The troops of the platoon proceed to block the gate so that the sergeant cannot pass through and return to his Kan unit. He buckles on his cartridge belt and draws his two pistols, so they let him go. Then they drag the girl bandit from her quarters and decapitate her. While awaiting the blow of the sword on her neck, she is calm and utters no word: "When her head fell to the ground, her body did not fall over." Her bravery in the face of death would give her "face" with her kin and her village. In facing decapitation, she knew how to kneel so that her headless corpse would face up and thus benefit her reincarnation, an idea fully developed by Chinese Buddhists. A pool of blood and a pile of white ash was left at the spot where she had been beheaded. The white ash resulted from the burning of paper money, otherwise known as "spirit money." According to Chinese folklore religion, the living are obliged to protect the spirits of deceased family members. The passage from this world into the next involves many expenses for guides, passports, visas, even for bribes, since the bureaucracy of the spirit world is believed to be as corrupt as the bureaucracy of this world.

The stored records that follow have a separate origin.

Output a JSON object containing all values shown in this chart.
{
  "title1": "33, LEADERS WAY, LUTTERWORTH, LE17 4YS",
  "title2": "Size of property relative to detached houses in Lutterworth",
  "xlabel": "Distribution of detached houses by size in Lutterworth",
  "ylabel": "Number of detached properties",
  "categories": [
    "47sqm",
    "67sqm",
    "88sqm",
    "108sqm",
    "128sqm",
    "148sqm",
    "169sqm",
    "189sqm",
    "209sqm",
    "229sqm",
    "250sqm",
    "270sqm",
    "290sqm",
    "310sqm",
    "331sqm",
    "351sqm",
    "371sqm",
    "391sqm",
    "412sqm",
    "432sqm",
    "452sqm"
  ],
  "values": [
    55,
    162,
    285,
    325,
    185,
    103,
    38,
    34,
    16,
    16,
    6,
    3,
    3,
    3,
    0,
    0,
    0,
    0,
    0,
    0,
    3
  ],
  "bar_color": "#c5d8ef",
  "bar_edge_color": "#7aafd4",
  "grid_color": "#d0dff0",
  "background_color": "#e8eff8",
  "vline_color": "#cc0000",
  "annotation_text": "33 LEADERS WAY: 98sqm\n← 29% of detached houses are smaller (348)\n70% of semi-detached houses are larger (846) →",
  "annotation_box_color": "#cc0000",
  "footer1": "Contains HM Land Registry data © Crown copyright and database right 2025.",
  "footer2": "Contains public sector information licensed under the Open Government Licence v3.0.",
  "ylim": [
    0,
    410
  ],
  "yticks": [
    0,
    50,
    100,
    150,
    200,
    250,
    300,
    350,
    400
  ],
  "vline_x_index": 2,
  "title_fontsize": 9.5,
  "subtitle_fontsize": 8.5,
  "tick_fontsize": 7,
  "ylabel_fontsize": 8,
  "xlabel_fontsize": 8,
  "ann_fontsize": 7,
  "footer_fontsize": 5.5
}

Hence, when a person dies "spirit money" is burned to assure that the person's spirit will be able to meet all the expenses occurring in the spirit world.

When the sergeant learns of Wang Yao-mei's fate he is downcast and guilt-ridden. He says to the narrator: "Yao-mei died because of me, so I wept for seven days, but now it's all right." It is not long, however, before he covets a launderer's wife, which gets him in trouble with the commander. When Liu Yunting begs the commander for mercy, the commander replies: "Don't say anything to make you lose more face." While the narrator watches, the great chief is pushed out, and he never sees him again.

In Chinese society a person guilty of doing something socially unacceptable is said "to lose face" (qui mian zi). A person who behaves correctly (according to society's view) is said "to save face" (bao quan mianzi). The loss of face is a serious matter in China, and the great chief's loss of face in a variety of ways causes his personal tragedy. Any military organization requires its members to subordinate their personal wishes to those of the whole.

"A Bandit Chief" ends with a kind of moral based on the theme that "those who live by the sword die by the sword." The narrator points out that following the execution of Liu Yunting by Commander Chang, Chang himself is assassinated by Captain Tian. Then the Hunan chairman, Ye Kai Yin, assassinates Tian. All this implies that the warlords of this period in the early 1920s were little better than bandits themselves.